The second direction is internal knowledge. Every law firm has an enormous reserve of judgment sitting inside partners’ heads, old briefs, CLE decks, sample documents, presentations, books, articles, and half-forgotten folders with names that suggest nobody should ever open version three. Legal knowledge platforms are already moving toward natural-language questioning over internal documents and turning a firm’s collective expertise into actionable answers. That means the future associate will not always need to interrupt a partner to ask, “What comes next here, and why?” Sometimes the first pass will come from a private AI trained on the firm’s own approved knowledge.

The third direction is even more client-facing. I can see the rise of an AI knowledge partner built around the expertise of a senior attorney for specific, process-heavy practice areas. Think company formation, immigration, intellectual property filings, estate planning workflows, DUI matters, and other areas where clients often have the same questions at the same stages. Legal vendors are already releasing custom AI app builders, configurable workflows, and advanced practice-area workflow tools, which tells me this is not wishful thinking. It is product direction.
Of course, none of this works if firms treat AI like it can walk into the office, put on a tie, and start practicing law. The ethical duties still belong to the lawyers. The ABA’s guidance is clear on that, and Clio’s reporting suggests many firms still do not even have a clear AI policy or that their people do not know whether one exists. So the winners will not be the firms that merely buy a tool. They will be the firms that build guardrails, protect confidential information, supervise outputs, and design smart escalation to human attorneys when facts get messy, unusual, or high stakes.
My view is simple.
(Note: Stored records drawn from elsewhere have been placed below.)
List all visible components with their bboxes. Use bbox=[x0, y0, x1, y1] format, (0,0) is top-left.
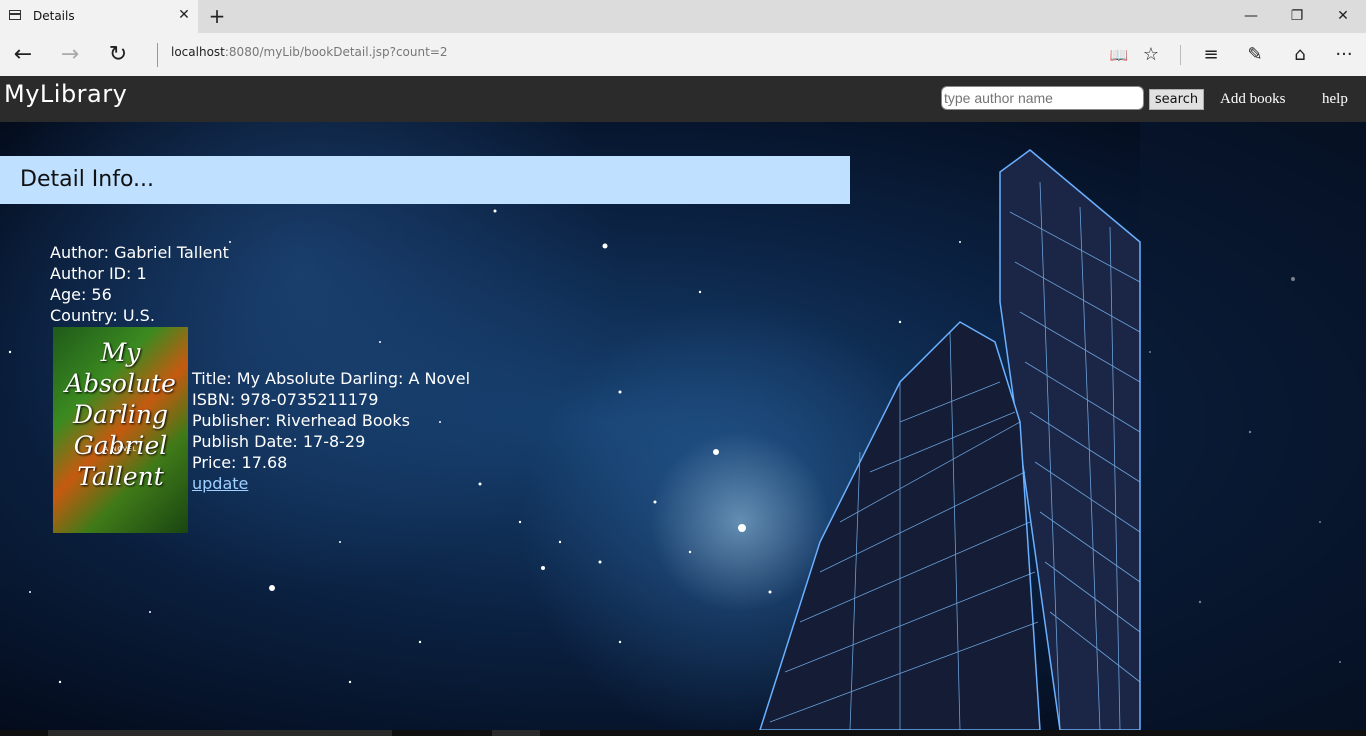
site-header: MyLibrary search Add books help bbox=[0, 76, 1366, 122]
author-age: Age: 56 bbox=[50, 285, 112, 304]
author-name: Author: Gabriel Tallent bbox=[50, 243, 229, 262]
cover-title-text: My Absolute Darling Gabriel Tallent bbox=[65, 338, 176, 491]
book-cover-image: My Absolute Darling Gabriel Tallent A NO… bbox=[53, 327, 188, 533]
cover-subtitle: A NOVEL bbox=[103, 446, 138, 453]
browser-tab-bar: Details ✕ + — ❐ ✕ bbox=[0, 0, 1366, 33]
more-icon[interactable]: ··· bbox=[1330, 41, 1358, 69]
refresh-button[interactable]: ↻ bbox=[103, 40, 133, 70]
help-link[interactable]: help bbox=[1322, 91, 1348, 108]
taskbar-item[interactable] bbox=[48, 730, 392, 736]
minimize-button[interactable]: — bbox=[1236, 5, 1266, 27]
update-link[interactable]: update bbox=[192, 474, 248, 493]
author-country: Country: U.S. bbox=[50, 306, 155, 325]
book-title: Title: My Absolute Darling: A Novel bbox=[192, 369, 471, 388]
taskbar bbox=[0, 730, 1366, 736]
book-publish-date: Publish Date: 17-8-29 bbox=[192, 432, 366, 451]
favorite-icon[interactable]: ☆ bbox=[1137, 41, 1165, 69]
web-note-icon[interactable]: ✎ bbox=[1241, 41, 1269, 69]
book-info: Title: My Absolute Darling: A Novel ISBN… bbox=[192, 368, 470, 494]
browser-tab[interactable]: Details ✕ bbox=[0, 0, 198, 33]
tower-illustration bbox=[759, 149, 1141, 730]
tab-title: Details bbox=[33, 9, 75, 23]
author-search-input[interactable] bbox=[941, 86, 1144, 110]
address-bar[interactable]: localhost:8080/myLib/bookDetail.jsp?coun… bbox=[171, 45, 448, 59]
close-window-button[interactable]: ✕ bbox=[1328, 5, 1358, 27]
page-icon bbox=[9, 10, 21, 20]
detail-info-banner: Detail Info... bbox=[0, 156, 850, 204]
author-info: Author: Gabriel Tallent Author ID: 1 Age… bbox=[50, 242, 229, 326]
tab-close-icon[interactable]: ✕ bbox=[174, 5, 194, 25]
book-price: Price: 17.68 bbox=[192, 453, 288, 472]
hub-icon[interactable]: ≡ bbox=[1197, 41, 1225, 69]
author-id: Author ID: 1 bbox=[50, 264, 147, 283]
url-path: :8080/myLib/bookDetail.jsp?count=2 bbox=[224, 45, 448, 59]
add-books-link[interactable]: Add books bbox=[1220, 91, 1285, 108]
new-tab-button[interactable]: + bbox=[206, 4, 228, 28]
forward-button[interactable]: → bbox=[55, 40, 85, 70]
detail-heading: Detail Info... bbox=[20, 167, 155, 192]
address-divider bbox=[157, 43, 158, 67]
restore-button[interactable]: ❐ bbox=[1282, 5, 1312, 27]
toolbar-divider bbox=[1180, 45, 1181, 65]
search-button[interactable]: search bbox=[1149, 89, 1204, 110]
back-button[interactable]: ← bbox=[8, 40, 38, 70]
site-logo[interactable]: MyLibrary bbox=[4, 80, 127, 108]
url-host: localhost bbox=[171, 45, 225, 59]
reading-view-icon[interactable]: 📖 bbox=[1105, 41, 1133, 69]
book-isbn: ISBN: 978-0735211179 bbox=[192, 390, 379, 409]
share-icon[interactable]: ⌂ bbox=[1286, 41, 1314, 69]
page-content: Detail Info... Author: Gabriel Tallent A… bbox=[0, 122, 1366, 730]
book-publisher: Publisher: Riverhead Books bbox=[192, 411, 411, 430]
browser-nav-bar: ← → ↻ localhost:8080/myLib/bookDetail.js… bbox=[0, 33, 1366, 76]
taskbar-item[interactable] bbox=[492, 730, 540, 736]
This is not distant-future talk. Some of these capabilities are already here in early form, and the rest are arriving on a timeline measured in quarters, not decades. Over the next 12 to 24 months, the firms that build thoughtful, private, practice-specific AI systems will not look futuristic. They will just look unusually well run. To me, that is exactly where this is headed.
What do you think is the next real evolution of AI in law? Do you agree it will come from private, practice-specific systems, or do you see a different shift happening first?